The database replica sets were configured with the flexibility to run on any node possessing sufficient resources. This configuration, while designed for resilience, did not account for the incorrect status reporting within our orchestration software, leading to the service restarts upon node decommissioning. Our engineering team saw this, and we began to resolve the issue as fast as possible. We have reviewed the way we do these changes and will plan them during non-business hours, we will also plan them as part of our maintenance periods when there is the least amount of traffic to our services. We sincerely apologize for this disruption to our services as we are working to always improve the availability of our services.

Posted Mar 19, 2024 - 16:32 PDT

Resolved

This incident has been resolved.

Posted Mar 13, 2024 - 13:03 PDT

Monitoring

A fix has been implemented and we are monitoring the results.

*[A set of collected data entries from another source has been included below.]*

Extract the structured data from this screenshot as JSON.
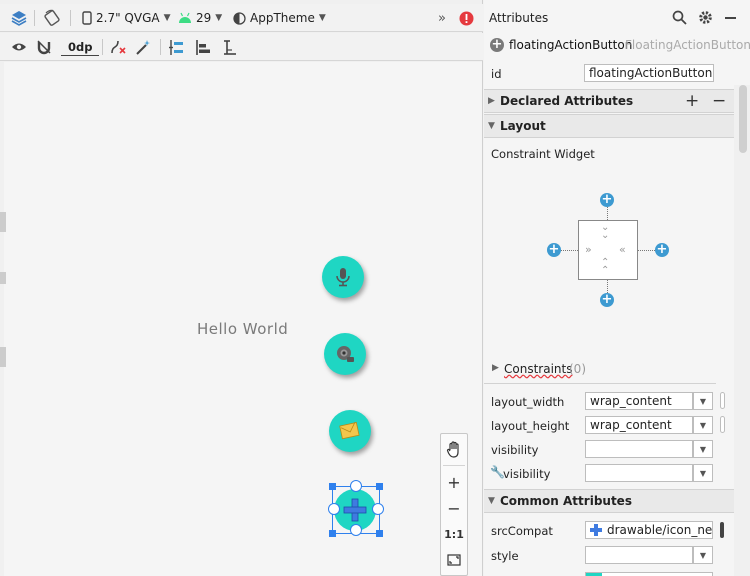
{
  "toolbar_top": {
    "device": "2.7\" QVGA",
    "api_level": "29",
    "theme": "AppTheme",
    "overflow": "»"
  },
  "toolbar_second": {
    "margin_value": "0dp"
  },
  "canvas": {
    "hello_text": "Hello World",
    "fabs": [
      "microphone-icon",
      "camera-icon",
      "email-icon",
      "add-icon"
    ],
    "fab_color": "#1fd6c3"
  },
  "zoom": {
    "plus": "+",
    "minus": "−",
    "one_to_one": "1:1"
  },
  "panel": {
    "title": "Attributes",
    "component_name": "floatingActionButton",
    "component_class": "FloatingActionButton",
    "id_label": "id",
    "id_value": "floatingActionButton",
    "declared_section": "Declared Attributes",
    "layout_section": "Layout",
    "constraint_widget": "Constraint Widget",
    "constraints_label": "Constraints",
    "constraints_count": "(0)",
    "layout_width_label": "layout_width",
    "layout_width_value": "wrap_content",
    "layout_height_label": "layout_height",
    "layout_height_value": "wrap_content",
    "visibility_label": "visibility",
    "tools_visibility_label": "visibility",
    "common_section": "Common Attributes",
    "src_compat_label": "srcCompat",
    "src_compat_value": "drawable/icon_new",
    "style_label": "style",
    "accent_color": "#3d9ad1"
  }
}
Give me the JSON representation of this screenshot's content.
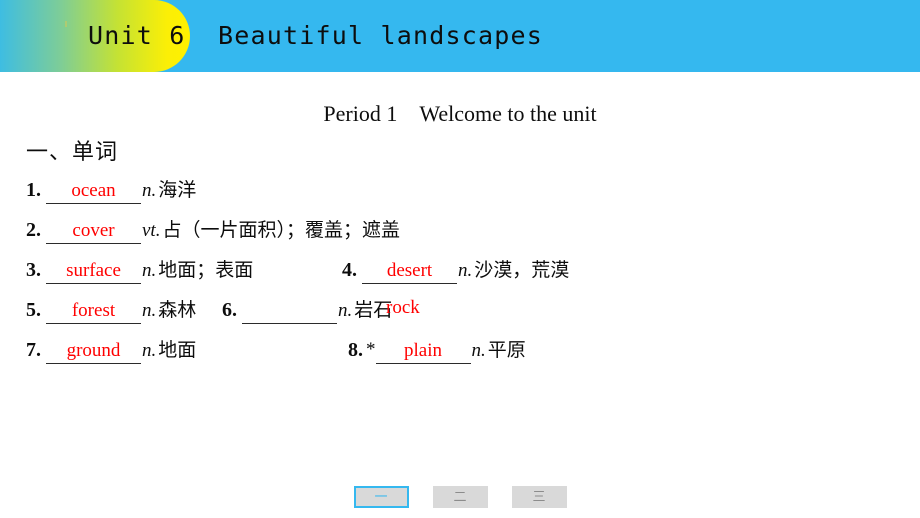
{
  "header": {
    "unit_label": "Unit 6",
    "unit_title": "Beautiful landscapes",
    "full_title": "Unit 6  Beautiful landscapes",
    "background_color": "#35b8ef",
    "accent_color": "#fff000"
  },
  "period": {
    "title": "Period 1　Welcome to the unit"
  },
  "section": {
    "heading": "一、单词"
  },
  "words": [
    {
      "num": "1.",
      "star": "",
      "answer": "ocean",
      "pos": "n.",
      "meaning": "海洋"
    },
    {
      "num": "2.",
      "star": "",
      "answer": "cover",
      "pos": "vt.",
      "meaning": "占（一片面积）；覆盖；遮盖"
    },
    {
      "num": "3.",
      "star": "",
      "answer": "surface",
      "pos": "n.",
      "meaning": "地面；表面"
    },
    {
      "num": "4.",
      "star": "",
      "answer": "desert",
      "pos": "n.",
      "meaning": "沙漠，荒漠"
    },
    {
      "num": "5.",
      "star": "",
      "answer": "forest",
      "pos": "n.",
      "meaning": "森林"
    },
    {
      "num": "6.",
      "star": "",
      "answer": "",
      "pos": "n.",
      "meaning": "岩石",
      "floating_answer": "rock"
    },
    {
      "num": "7.",
      "star": "",
      "answer": "ground",
      "pos": "n.",
      "meaning": "地面"
    },
    {
      "num": "8.",
      "star": "*",
      "answer": "plain",
      "pos": "n.",
      "meaning": "平原"
    }
  ],
  "pager": {
    "buttons": [
      {
        "label": "一",
        "active": true
      },
      {
        "label": "二",
        "active": false
      },
      {
        "label": "三",
        "active": false
      }
    ],
    "active_color": "#35b8ef",
    "inactive_color": "#8c8c8c"
  }
}
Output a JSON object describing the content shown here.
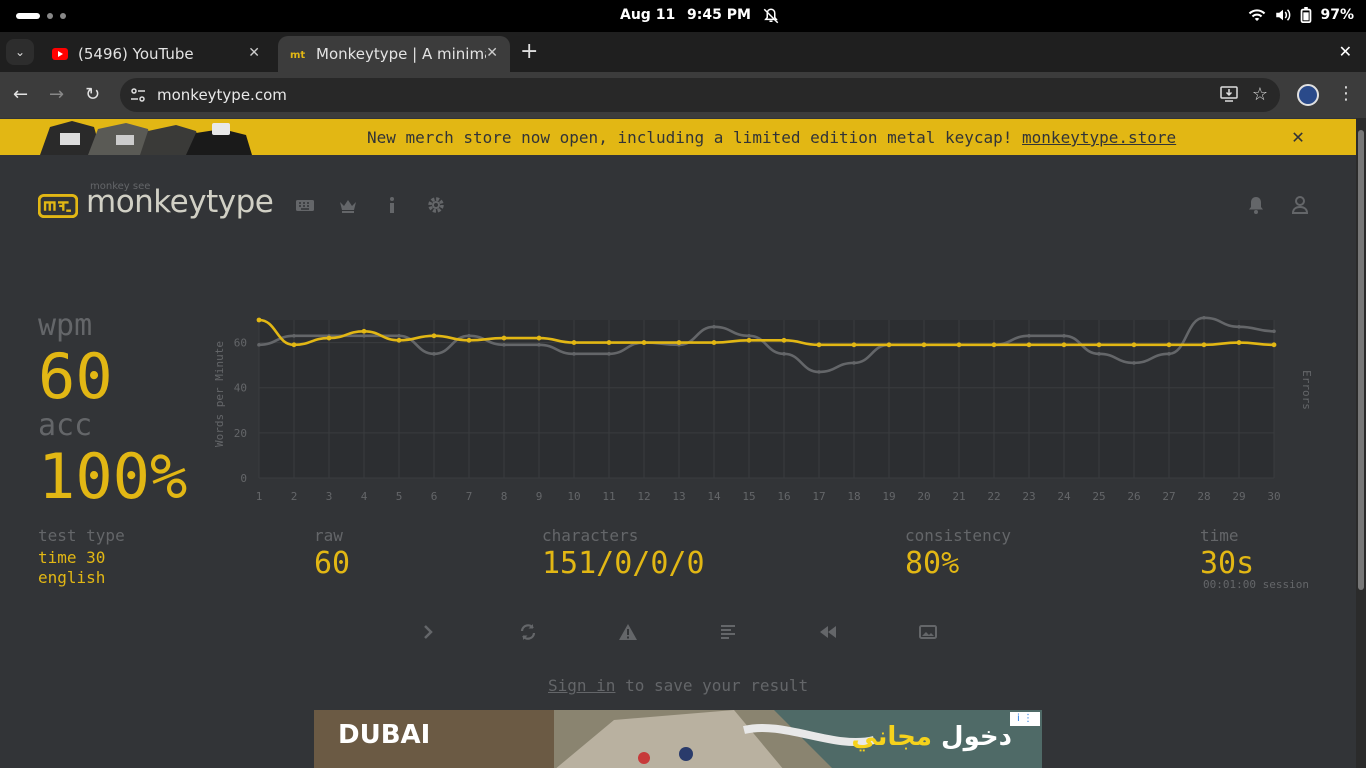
{
  "system": {
    "date": "Aug 11",
    "time": "9:45 PM",
    "battery": "97%",
    "icons": [
      "notifications-off-icon",
      "wifi-icon",
      "volume-icon",
      "battery-icon"
    ]
  },
  "browser": {
    "tabs": [
      {
        "title": "(5496) YouTube",
        "favicon": "youtube-icon",
        "favicon_color": "#ff0000",
        "active": false
      },
      {
        "title": "Monkeytype | A minimalistic",
        "favicon": "monkeytype-icon",
        "favicon_color": "#e2b714",
        "active": true
      }
    ],
    "url": "monkeytype.com"
  },
  "banner": {
    "text": "New merch store now open, including a limited edition metal keycap! ",
    "link": "monkeytype.store",
    "close": "✕"
  },
  "header": {
    "logo_small": "monkey see",
    "logo_text": "monkeytype",
    "nav": [
      "keyboard-icon",
      "crown-icon",
      "info-icon",
      "settings-icon"
    ],
    "right": [
      "bell-icon",
      "user-icon"
    ]
  },
  "colors": {
    "bg": "#323437",
    "main": "#e2b714",
    "sub": "#646669",
    "text": "#d1d0c5"
  },
  "result": {
    "wpm_label": "wpm",
    "wpm": "60",
    "acc_label": "acc",
    "acc": "100%",
    "test_type_label": "test type",
    "test_type": [
      "time 30",
      "english"
    ],
    "raw_label": "raw",
    "raw": "60",
    "characters_label": "characters",
    "characters": "151/0/0/0",
    "consistency_label": "consistency",
    "consistency": "80%",
    "time_label": "time",
    "time": "30s",
    "session": "00:01:00 session"
  },
  "chart_data": {
    "type": "line",
    "title": "",
    "ylabel": "Words per Minute",
    "y2label": "Errors",
    "ylim": [
      0,
      70
    ],
    "yticks": [
      0,
      20,
      40,
      60
    ],
    "x": [
      1,
      2,
      3,
      4,
      5,
      6,
      7,
      8,
      9,
      10,
      11,
      12,
      13,
      14,
      15,
      16,
      17,
      18,
      19,
      20,
      21,
      22,
      23,
      24,
      25,
      26,
      27,
      28,
      29,
      30
    ],
    "series": [
      {
        "color": "#e2b714",
        "values": [
          70,
          59,
          62,
          65,
          61,
          63,
          61,
          62,
          62,
          60,
          60,
          60,
          60,
          60,
          61,
          61,
          59,
          59,
          59,
          59,
          59,
          59,
          59,
          59,
          59,
          59,
          59,
          59,
          60,
          59
        ]
      },
      {
        "color": "#646669",
        "values": [
          59,
          63,
          63,
          63,
          63,
          55,
          63,
          59,
          59,
          55,
          55,
          60,
          59,
          67,
          63,
          55,
          47,
          51,
          59,
          59,
          59,
          59,
          63,
          63,
          55,
          51,
          55,
          71,
          67,
          65
        ]
      }
    ],
    "grid": true
  },
  "actions": [
    "next-test-icon",
    "restart-icon",
    "warning-icon",
    "words-history-icon",
    "replay-icon",
    "screenshot-icon"
  ],
  "signin": {
    "link": "Sign in",
    "rest": " to save your result"
  },
  "ad": {
    "brand": "DUBAI",
    "text_a": "دخول ",
    "text_b": "مجاني",
    "choices": "i ⋮"
  }
}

Posted Mar 13, 2024 - 12:35 PDT

Identified

The issue has been identified and a fix is being implemented.

Posted Mar 13, 2024 - 12:35 PDT

Update

We are continuing to investigate this issue.

Posted Mar 13, 2024 - 12:17 PDT

Investigating

We are currently investigating this issue.

Posted Mar 13, 2024 - 12:17 PDT

This incident affected: AM1 - BarTender Cloud (AM1 - BarTender Cloud Web Portal).